Sumner explained that the unique flavor of coconut is the “DNA of Garifuna food” because so much of the cooking and baking revolves around this ingredient. Other staples include bananas and plantains, cassava and fish. “That’s Garifuna food… It’s cooked in a simple way but what’s so attractive about it is the flavors. There are no super spicy foods. It’s just plain, simple sustenance food,” said Sumner.
Once Sumner and her sister brought the new recipes back to New York they practiced and perfected them with their mother. And, instead of the traditional practice of passing recipes on orally, they wrote them down — something that took some getting used to for Martinez. “I don’t cook with measurements. I don’t know. I just cook…. so that was a challenge,” she said.
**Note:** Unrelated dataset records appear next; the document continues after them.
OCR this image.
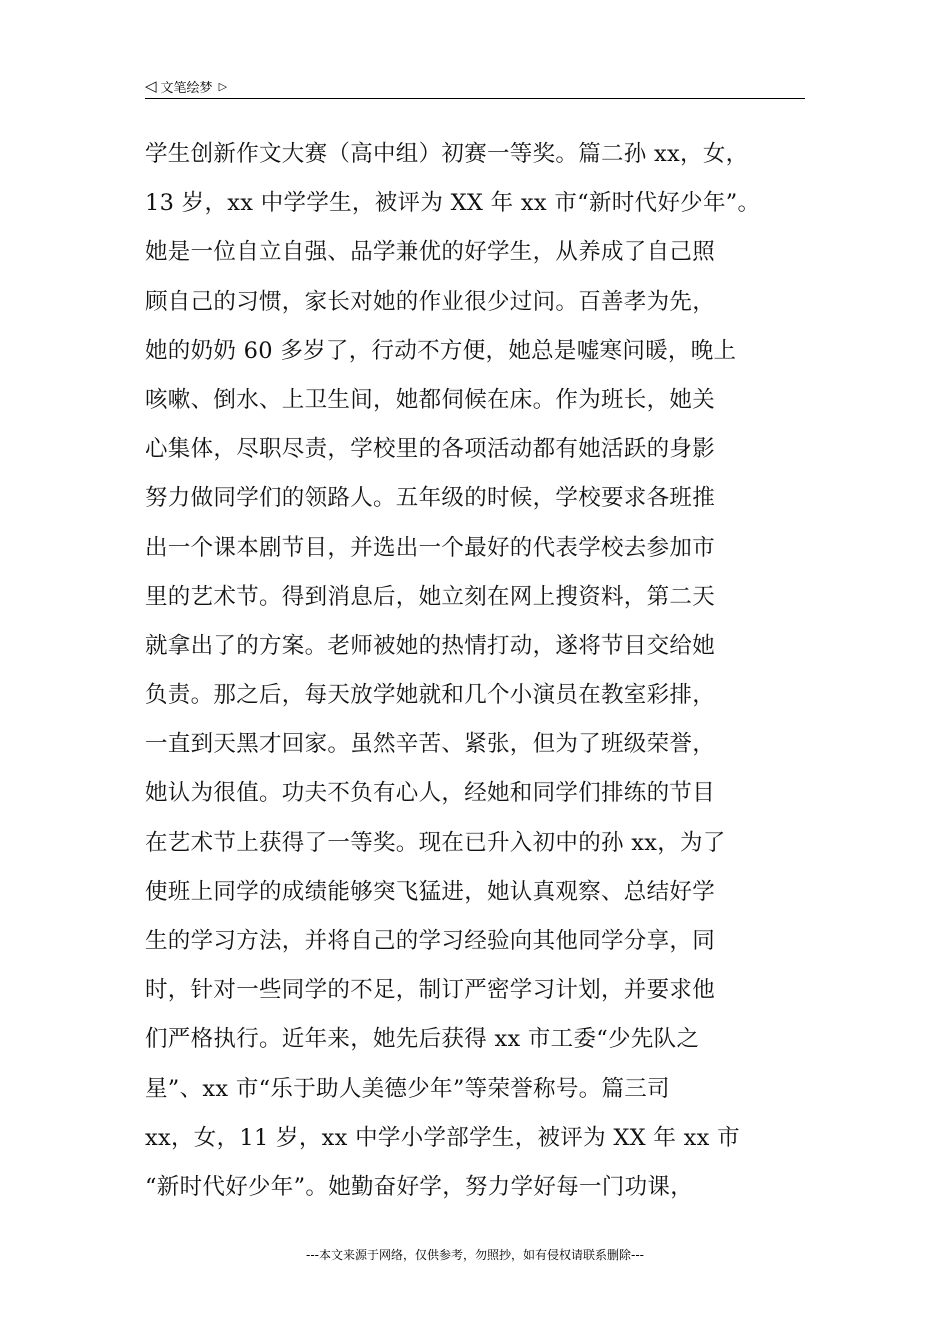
◁ 文笔绘梦 ▷
学生创新作文大赛（高中组）初赛一等奖。篇二孙 xx，女，
13 岁，xx 中学学生，被评为 XX 年 xx 市“新时代好少年”。
她是一位自立自强、品学兼优的好学生，从养成了自己照
顾自己的习惯，家长对她的作业很少过问。百善孝为先，
她的奶奶 60 多岁了，行动不方便，她总是嘘寒问暖，晚上
咳嗽、倒水、上卫生间，她都伺候在床。作为班长，她关
心集体，尽职尽责，学校里的各项活动都有她活跃的身影
努力做同学们的领路人。五年级的时候，学校要求各班推
出一个课本剧节目，并选出一个最好的代表学校去参加市
里的艺术节。得到消息后，她立刻在网上搜资料，第二天
就拿出了的方案。老师被她的热情打动，遂将节目交给她
负责。那之后，每天放学她就和几个小演员在教室彩排，
一直到天黑才回家。虽然辛苦、紧张，但为了班级荣誉，
她认为很值。功夫不负有心人，经她和同学们排练的节目
在艺术节上获得了一等奖。现在已升入初中的孙 xx，为了
使班上同学的成绩能够突飞猛进，她认真观察、总结好学
生的学习方法，并将自己的学习经验向其他同学分享，同
时，针对一些同学的不足，制订严密学习计划，并要求他
们严格执行。近年来，她先后获得 xx 市工委“少先队之
星”、xx 市“乐于助人美德少年”等荣誉称号。篇三司
xx，女，11 岁，xx 中学小学部学生，被评为 XX 年 xx 市
“新时代好少年”。她勤奋好学，努力学好每一门功课，
---本文来源于网络，仅供参考，勿照抄，如有侵权请联系删除---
Before this Garifuna catering and event planning group got going, there was another challenge — convincing the family matriarch that she could do it. “The challenge for me was that she (Isha Sumner) always tells me ‘Mommy you know how to cook,’ but I was like ‘No I don’t believe that.’ But, she was insisting that I know how to cook because everybody in my family loves my food,” said Martinez. “So now every time we serve people they are happy and they come to me and say ‘I like it.’ This is so good, so I said ok, let’s do this. Let’s keep doing this.”
Now, as the mother-daughter venture approaches its three-year anniversary this summer, Sumner says she and her family are looking forward to the release of their long-anticipated cookbook by the same name. For them, the book will be an important way of preserving and passing on an important part of their culture.
“Food is an essential part of our culture. To be able to pass it on, not only the traditional way that our grandmothers did it, but to do it in more of a modern way where it’s written down, to me that’s very important,” Sumner said.
“That’s a way to keep the culture and also share it, not only in our community but to pass it on to those who are interested, to those who are open minded to new cultures. Garifuna food, Weiga!”